While the above two topics make up the majority of the program requirements for REVIVE 2024 – the research project that has consumed every waking thought of mine – I presented on (and am rather passionate about) the education, training and engagement of newer energy modelers. Phius has been a good vehicle to get young people interested in modeling, and every young Phius Certified Consultant (CPHC®) I know has a reasonable understanding of the modeling, but a stronger foundation of the building science fundamentals, which is critical. I think these are core to being a good modeler, so you can do a back of the envelope calculation to confirm your modeling results, or have a better understanding that your checksums are within reason.
It is these mental checksums that take experience to gain, but I think they could be provided in some form of resources. BEMcyclopedia is a new resource for energy modelers that was presented on at the conference, and I think this type of resource library is the key to getting younger folks involved. While some people were floating the ideas of Tik-Toks related to energy modeling as the path forward, I made the point that many young people are still part of this “tutorial generation” where if there is a five to ten minute video, a PDF resource and someone who can answer your questions, then the bar to entry is much lower.

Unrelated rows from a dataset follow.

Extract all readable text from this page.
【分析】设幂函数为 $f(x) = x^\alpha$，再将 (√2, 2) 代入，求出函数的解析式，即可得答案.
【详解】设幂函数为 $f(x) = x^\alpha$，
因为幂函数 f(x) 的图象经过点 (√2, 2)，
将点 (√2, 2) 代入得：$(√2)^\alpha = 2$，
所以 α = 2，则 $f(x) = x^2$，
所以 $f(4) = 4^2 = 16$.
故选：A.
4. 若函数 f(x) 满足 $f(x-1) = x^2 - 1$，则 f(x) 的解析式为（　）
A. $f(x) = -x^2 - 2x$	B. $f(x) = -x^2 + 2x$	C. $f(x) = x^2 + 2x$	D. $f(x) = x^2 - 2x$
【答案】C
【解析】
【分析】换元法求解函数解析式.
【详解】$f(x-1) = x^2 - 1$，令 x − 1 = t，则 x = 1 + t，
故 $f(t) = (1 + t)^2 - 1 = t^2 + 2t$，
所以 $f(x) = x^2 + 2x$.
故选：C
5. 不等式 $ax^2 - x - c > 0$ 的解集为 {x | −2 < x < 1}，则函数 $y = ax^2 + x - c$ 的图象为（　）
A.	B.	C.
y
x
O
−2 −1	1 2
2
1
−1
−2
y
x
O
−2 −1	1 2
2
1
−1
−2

Another resource I think will help younger modelers as well as many of our CPHCs is Project Stasio. This is a competition that is part of the energy modeling conferences, and is a great online resource for inspiring different methods for presenting energy modeling results. Try out incorporating some of these graphics in your next presentation to a client and see if you can communicate complex energy conservation concepts to them more effectively.
As always, these conferences are a great way to network with various bright minds in the building sciences, and of course enjoy a meal together. We went to Terry Black’s, and if you are in Austin, Texas, be sure to head there for some brisket!